# Keyword reference¶

Description...

## .FREQ¶

Description...

The keyword is followed by at least 2 lines:

.FREQ
1
0.02


## .SPORDR¶

Description...

The keyword is followed by 1 line:

.SPORDR
2


## .SPPLAB¶

Description...

The keyword is followed by at least 1 line:

.SPPLAB
EL
GEO


## .SPRULE¶

Description...

The keyword is followed by 2 lines:

.SPRULE
1
1


## .THRESH¶

Description...

The keyword is followed by 1 line:

.THRESH
1.0d-5


## .XCGRID¶

Use the XCint grid instead of the default Dalton grid.

The radial grid is generated according to Lindh, Malmqvist, and Gagliardi [TCA 106(3), 178-187 (2001)].

The angular grid is generated according to Lebedev and Laikov [A quadrature formula for the sphere of the 131st algebraic order of accuracy, Russian Academy of Sciences Doklady Mathematics, Volume 59, Number 3, 1999, pages 477-481].

The keyword is followed by 3 lines:

.XCGRID
86             # minimum number of angular points per radial shell
302            # maximum number of angular points per radial shell


The smaller the radial precision, the better.

The higher the values for minimum and maximum number of angular points, the better.

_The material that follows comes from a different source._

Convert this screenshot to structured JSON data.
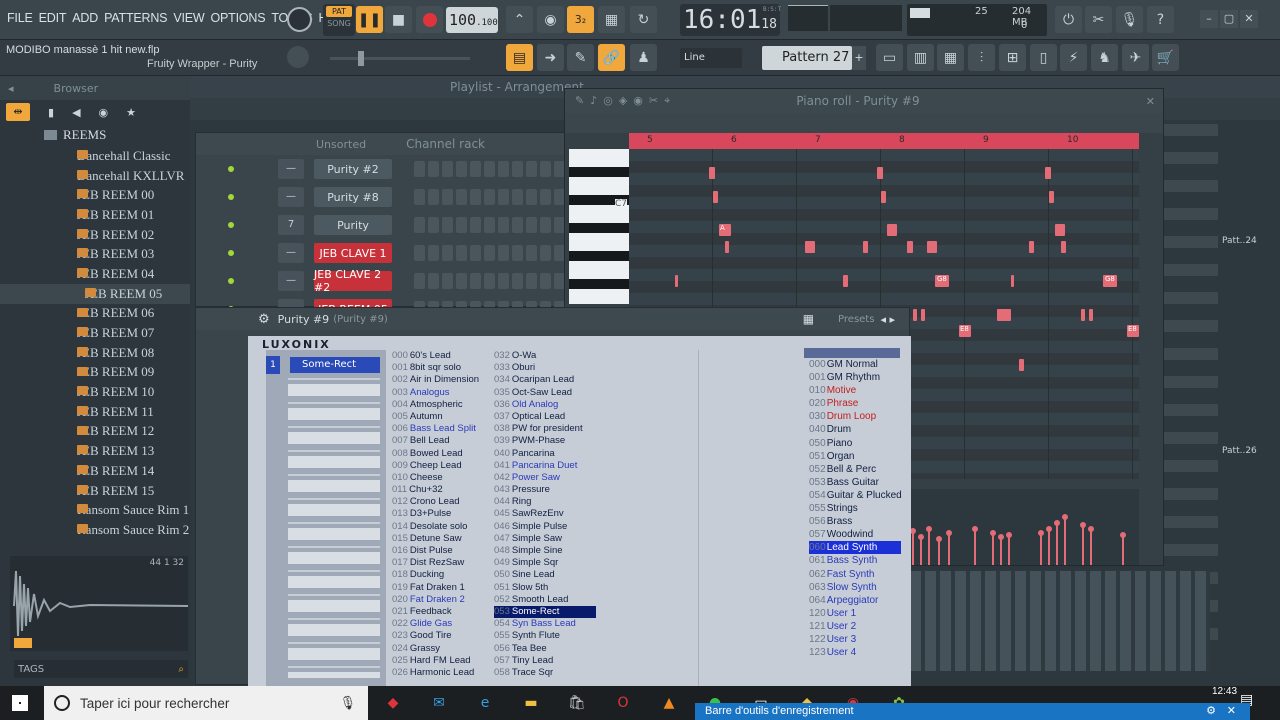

For the minimum and maximum number of angular points the code will use the following table and select the closest number with at least the desired precision:

  {6,   14,   26,   38,   50,   74,   86,  110,  146,  170,
194,  230,  266,  302,  350,  434,  590,  770,  974, 1202,
1454, 1730, 2030, 2354, 2702, 3074, 3470, 3890, 4334, 4802,
4934, 5294, 5810}


The pruning is a primitive linear interpolation. The full angular grid is reached at 0.2 times the Bragg radius of the center.